How do parents today determine whether they have been successful in raising their children? According to TBG, by more than a two-to-one margin, they define success as having done the best they could, regardless of the outcomes. Less than three out of ten parents say the fruit of their efforts is the defining factor.
Which perhaps makes it a little frightening to discover what parents were required to do in Bible times should they produce a rebellious son. “If a man has a stubborn and rebellious son who does not obey his father and mother and will not listen to them when they discipline him, his father and mother shall take hold of him and bring him to the elders at the gate of his town. They shall say to the elders, ‘This son of ours is stubborn and rebellious. He will not obey us. He is a profligate and a drunkard.’ Then all the men of his town shall stone him to death” (Deuteronomy 21:18–21).

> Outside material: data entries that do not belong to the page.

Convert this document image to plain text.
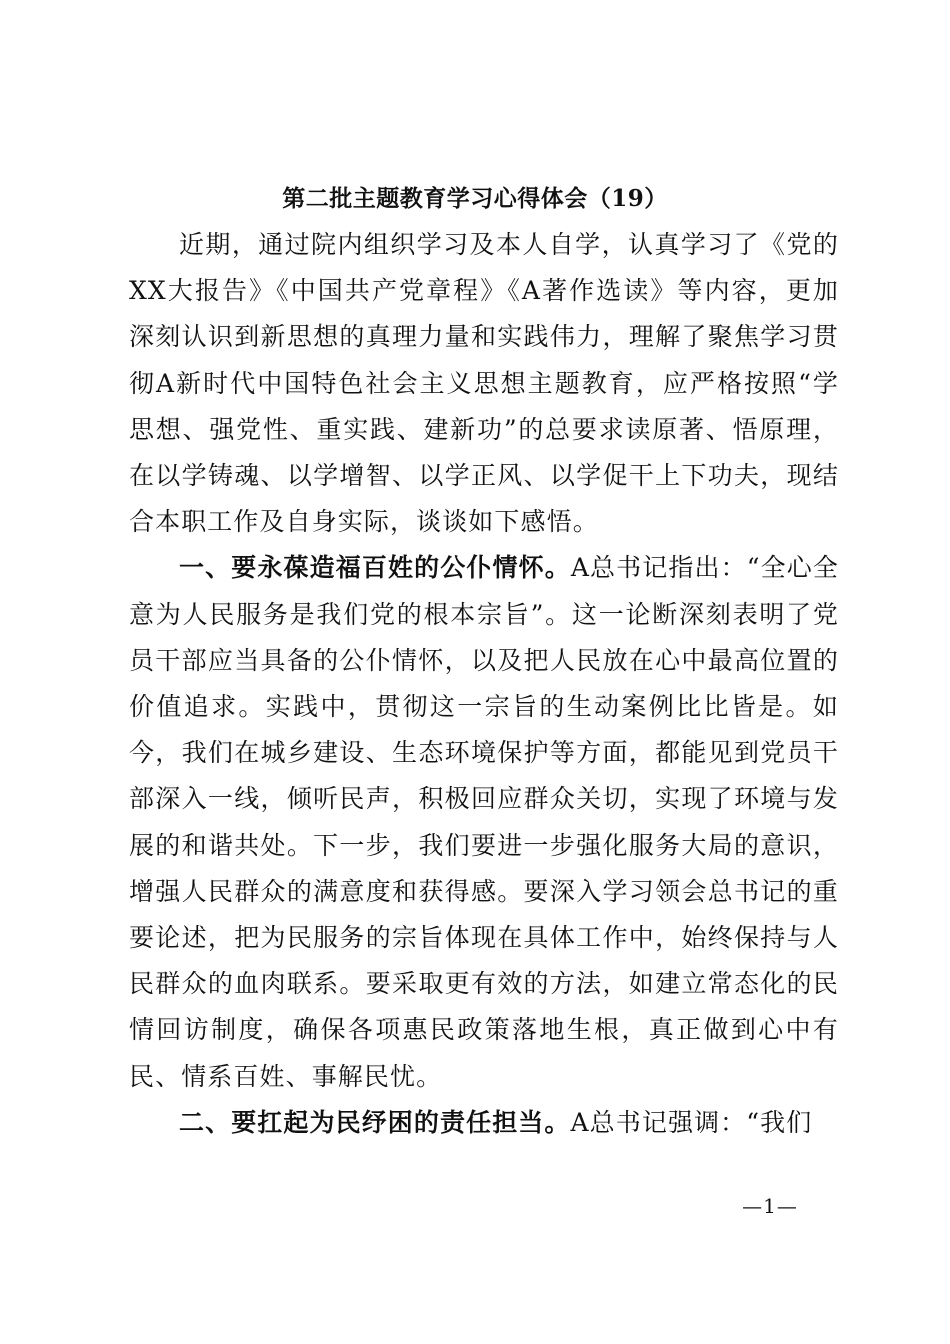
第二批主题教育学习心得体会（19）

近期，通过院内组织学习及本人自学，认真学习了《党的XX大报告》《中国共产党章程》《A著作选读》等内容，更加深刻认识到新思想的真理力量和实践伟力，理解了聚焦学习贯彻A新时代中国特色社会主义思想主题教育，应严格按照“学思想、强党性、重实践、建新功”的总要求读原著、悟原理，在以学铸魂、以学增智、以学正风、以学促干上下功夫，现结合本职工作及自身实际，谈谈如下感悟。

一、要永葆造福百姓的公仆情怀。A总书记指出：“全心全意为人民服务是我们党的根本宗旨”。这一论断深刻表明了党员干部应当具备的公仆情怀，以及把人民放在心中最高位置的价值追求。实践中，贯彻这一宗旨的生动案例比比皆是。如今，我们在城乡建设、生态环境保护等方面，都能见到党员干部深入一线，倾听民声，积极回应群众关切，实现了环境与发展的和谐共处。下一步，我们要进一步强化服务大局的意识，增强人民群众的满意度和获得感。要深入学习领会总书记的重要论述，把为民服务的宗旨体现在具体工作中，始终保持与人民群众的血肉联系。要采取更有效的方法，如建立常态化的民情回访制度，确保各项惠民政策落地生根，真正做到心中有民、情系百姓、事解民忧。

二、要扛起为民纾困的责任担当。A总书记强调：“我们

—1—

Today, such training schools shouldn’t be used as the primary form of spiritual education for our children. Instead, they should be treated as an extension to the spiritual training that is received in the home.
In Bible times, families were responsible for teaching their children of God. “Hear, O Israel: The Lord our God, the Lord is one. Love the Lord your God with all your heart and with all your soul and with all your strength. These commandments that I give you today are to be upon your hearts. Impress them on your children. Talk about them when you sit at home and when you walk along the road, when you lie down and when you get up. Tie them as symbols on your hands and bind them on your foreheads. Write them on the doorframes of your houses and on your gates” (Deuteronomy 6:4–9).
In the book of Psalms, we are reminded again of the importance placed on teaching our children of God. “He decreed statutes for Jacob / and established the law in Israel, / which he commanded our forefathers / to teach their children, / so that the next generation would know them, / even the children yet to be born, and they in turn would tell their children” (Psalm 78:5–7).
Paul implored the early Christians in Ephesus “not [to] exasperate your children; instead, bring them up in the training and instruction of the Lord” (Ephesians 6:4).
And perhaps the greatest example of how simple it should be to train our children in the Lord is given by Jesus Himself. After He had healed the demon-possessed man, Jesus’ one instruction was, “ ‘Return home and tell how much God has done for you’ ” (Luke 8:39).